No, the idea that Limit Theory is being developed solely for himself is quite silly, in my opinion, and I'd say it's a result of trying to read "too far" between the lines, to the point that it's essentially being taken out of context. The intent
behind what Josh said was to reassure people that everything would be okay
and things would naturally improve as time went on. He wanted to let people understand that he wanted the game just as much as we did - that he wasn't doing it purely for money, and he wanted it to be a good game. That
should be the takeaway from his words, not that he doesn't care about us. He clearly does, in his own way.
The thing is, Josh is very, very bad at PR.
He merely "got lucky" with trying to be a showman early on, as it turned out people liked
when he was a showman. This was actually a bad thing overall, unfortunately, because it was very much non-sustainable, and because it caused more problems in the long run - showing again that Josh just doesn't always "get" PR. Another thing that shows it plainly is that he wants to give us big, flashy updates, when all people really need is "I'm still working, here's what I'm working on this week, catch you guys later!" We're working on that, though.

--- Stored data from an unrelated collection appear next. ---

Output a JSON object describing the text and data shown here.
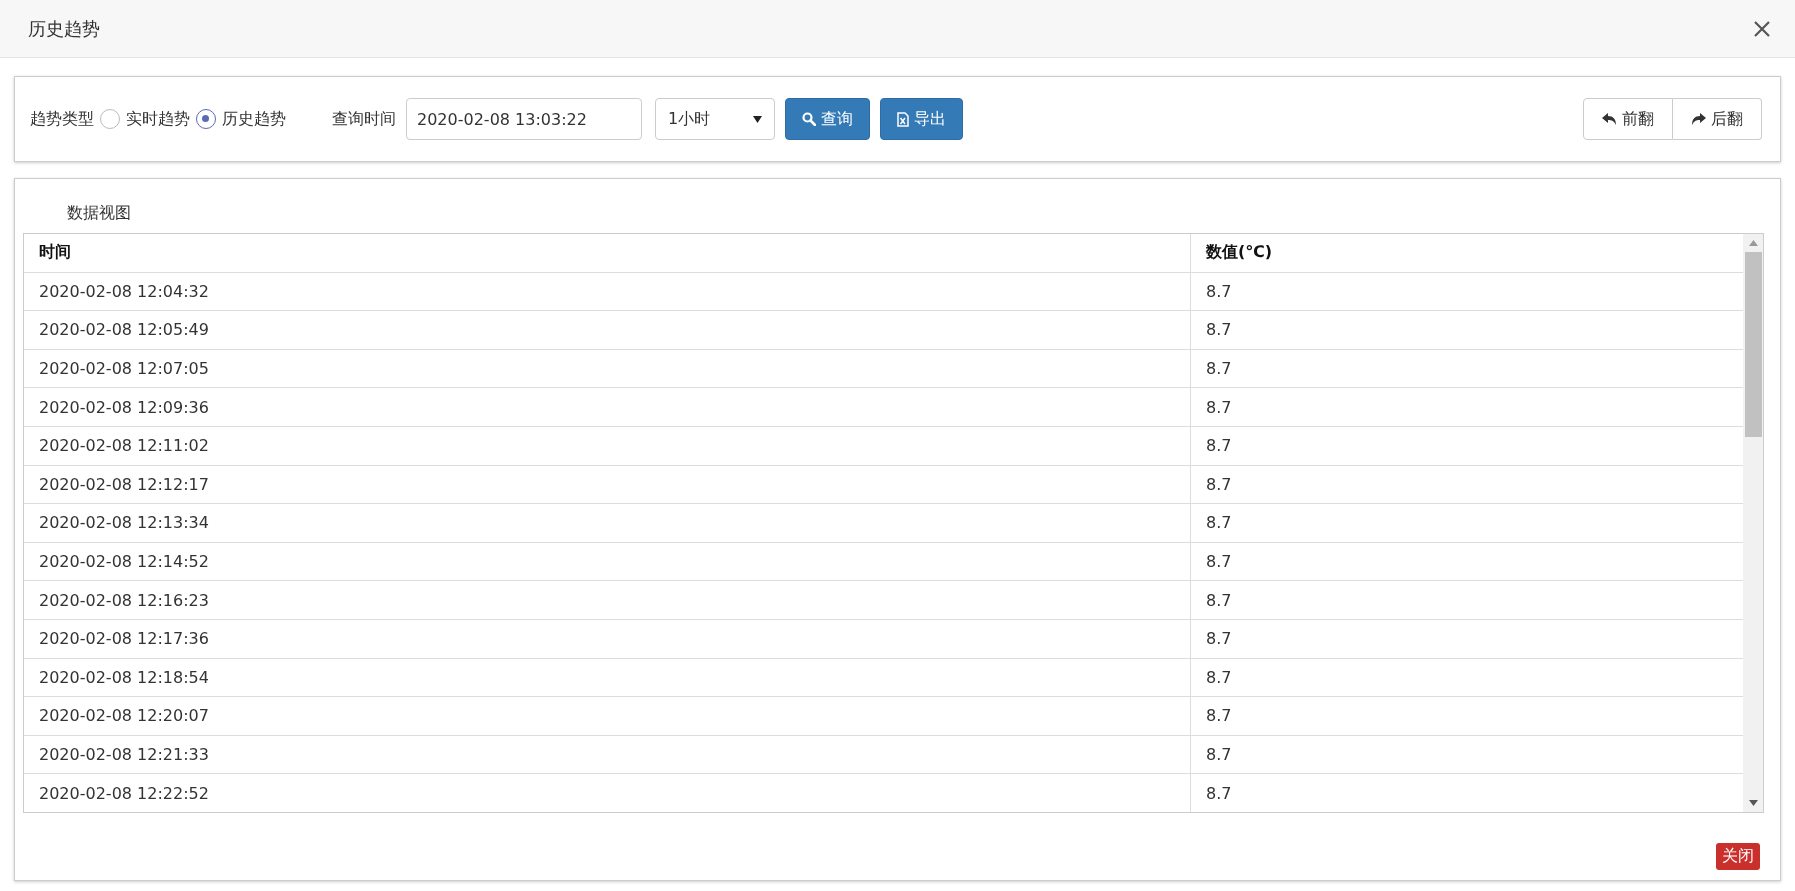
{
  "window": {
    "title": "历史趋势"
  },
  "toolbar": {
    "trend_type_label": "趋势类型",
    "trend_types": [
      {
        "label": "实时趋势",
        "selected": false
      },
      {
        "label": "历史趋势",
        "selected": true
      }
    ],
    "query_time_label": "查询时间",
    "query_time": "2020-02-08 13:03:22",
    "range": "1小时",
    "query_button": "查询",
    "export_button": "导出",
    "prev_button": "前翻",
    "next_button": "后翻"
  },
  "data_view": {
    "title": "数据视图",
    "columns": [
      "时间",
      "数值(℃)"
    ],
    "rows": [
      [
        "2020-02-08 12:04:32",
        "8.7"
      ],
      [
        "2020-02-08 12:05:49",
        "8.7"
      ],
      [
        "2020-02-08 12:07:05",
        "8.7"
      ],
      [
        "2020-02-08 12:09:36",
        "8.7"
      ],
      [
        "2020-02-08 12:11:02",
        "8.7"
      ],
      [
        "2020-02-08 12:12:17",
        "8.7"
      ],
      [
        "2020-02-08 12:13:34",
        "8.7"
      ],
      [
        "2020-02-08 12:14:52",
        "8.7"
      ],
      [
        "2020-02-08 12:16:23",
        "8.7"
      ],
      [
        "2020-02-08 12:17:36",
        "8.7"
      ],
      [
        "2020-02-08 12:18:54",
        "8.7"
      ],
      [
        "2020-02-08 12:20:07",
        "8.7"
      ],
      [
        "2020-02-08 12:21:33",
        "8.7"
      ],
      [
        "2020-02-08 12:22:52",
        "8.7"
      ]
    ]
  },
  "close_button": "关闭"
}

To address a few other random points:
- People are absolutely
within their rights to be dissatisfied with the current level of communication. I am too! If I had more info on what was going on and any
ability to share it, I'd be making updates myself to help everyone stay up-to-date.
- There are plenty of successful games that spent three or more years overcoming technical problems. The first that comes to mind is Team Fortress II. There are others as well. Usually it results from engine changes - which is pretty much what Josh has been dealing with as well. I'd say it's expected, and quite far from being a problem that's unique to amateur programmers.
- Limit Theory does not need to "compete" with other space games. I don't know about you guys, but I have a whole library of games to play - dozens at least - and I've played and enjoyed almost all of them. He doesn't have to "outdo" anyone else for his game to be successful. There's plenty of room for more. Most people play more than one game in their lifetimes.